Die Nationalsozialisten ermordeten im Rahmen des «Euthanasie»-Programms rund 300'000 psychisch Kranke und Menschen mit Behinderung. In der zentral gelenkten Phase, der sogenannten «Aktion T4», wurden von Januar 1940 bis August 1941 (bevor das Morden dezentral weiterging) über 70'000 Menschen in sechs Tötungsanstalten vergast. Darunter befanden sich auch – was bis dato weder gesellschaftlich noch wissenschaftlich in wirklichem Masse aufgearbeitet ist – Personen aus der Schweiz. Hier setzt das Dissertationsprojekt von Sophie Küsterling mit dem Arbeitstitel «Vergast und Vergessen. ‹T4›-Opfer aus der Schweiz» an. Für die Startphase hat sie eine einjährige Anschubfinanzierung von der «Graduate School of Humanities and Social Sciences» (GSL), dem strukturierten Doktoratsprogramm der KSF, erhalten.

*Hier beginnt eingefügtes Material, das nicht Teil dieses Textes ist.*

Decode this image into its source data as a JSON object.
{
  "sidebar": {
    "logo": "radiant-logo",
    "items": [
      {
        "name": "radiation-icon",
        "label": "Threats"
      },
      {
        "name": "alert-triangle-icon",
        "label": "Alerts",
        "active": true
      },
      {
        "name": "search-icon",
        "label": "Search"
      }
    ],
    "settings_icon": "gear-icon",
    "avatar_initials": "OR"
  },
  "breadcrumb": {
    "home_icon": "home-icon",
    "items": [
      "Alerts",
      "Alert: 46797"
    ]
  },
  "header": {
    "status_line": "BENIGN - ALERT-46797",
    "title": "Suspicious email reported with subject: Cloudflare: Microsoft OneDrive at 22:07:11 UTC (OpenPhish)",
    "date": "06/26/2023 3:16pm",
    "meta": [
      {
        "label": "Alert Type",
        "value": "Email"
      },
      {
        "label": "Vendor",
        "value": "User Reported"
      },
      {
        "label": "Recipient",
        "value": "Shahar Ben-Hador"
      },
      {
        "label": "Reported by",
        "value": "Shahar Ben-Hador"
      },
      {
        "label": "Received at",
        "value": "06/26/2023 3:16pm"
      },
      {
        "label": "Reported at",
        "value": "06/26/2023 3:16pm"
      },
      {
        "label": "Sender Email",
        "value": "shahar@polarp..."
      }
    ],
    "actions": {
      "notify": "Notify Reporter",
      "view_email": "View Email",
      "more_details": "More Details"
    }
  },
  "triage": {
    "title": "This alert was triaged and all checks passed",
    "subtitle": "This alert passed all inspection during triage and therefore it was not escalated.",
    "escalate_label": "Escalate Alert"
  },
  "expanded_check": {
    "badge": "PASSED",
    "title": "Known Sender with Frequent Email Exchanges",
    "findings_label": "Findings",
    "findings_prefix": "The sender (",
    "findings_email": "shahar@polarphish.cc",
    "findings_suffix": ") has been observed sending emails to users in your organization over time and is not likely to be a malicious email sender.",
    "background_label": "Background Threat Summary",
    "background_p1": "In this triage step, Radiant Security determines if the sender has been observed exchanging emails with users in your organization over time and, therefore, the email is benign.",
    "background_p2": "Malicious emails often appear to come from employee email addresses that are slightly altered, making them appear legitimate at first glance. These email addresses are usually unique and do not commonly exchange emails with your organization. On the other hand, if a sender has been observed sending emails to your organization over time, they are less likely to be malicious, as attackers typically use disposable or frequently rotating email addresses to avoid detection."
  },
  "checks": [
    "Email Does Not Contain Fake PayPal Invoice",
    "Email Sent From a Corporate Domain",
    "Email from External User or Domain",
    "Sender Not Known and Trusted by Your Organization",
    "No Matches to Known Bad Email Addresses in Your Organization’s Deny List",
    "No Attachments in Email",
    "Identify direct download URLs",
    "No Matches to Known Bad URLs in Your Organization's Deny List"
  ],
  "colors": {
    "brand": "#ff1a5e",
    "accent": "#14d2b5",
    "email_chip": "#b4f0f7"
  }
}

Nachzeichnen von 70 Schicksalen
Küsterling führt aus: «Meine Dissertation wird sich mit deutschen und österreichischen Staatsangehörigen befassen, welche in den Kantonen Basel-Stadt, Baselland, Bern und Jura geboren wurden und aufwuchsen oder zuletzt wohnten, aber aus verschiedenen Gründen nach Deutschland oder Österreich ausgewiesen wurden, wo sie später im Rahmen der ‹Aktion T4› ermordet wurden.» Der Fokus werde auf den psychiatrischen, sozial- und bevölkerungspolitischen Strukturen in der Schweiz liegen, «welche diese Menschen überhaupt zu NS-Opfern machen konnten». Eine erste Sichtung von Archivmaterial habe ergeben, dass ein grosser Teil nach einem Psychiatrieaufenthalt aus Kostengründen aus der Schweiz ausgewiesen wurde. Die Untersuchungseinheit besteht vorläufig aus 70 «T4»-Opfern.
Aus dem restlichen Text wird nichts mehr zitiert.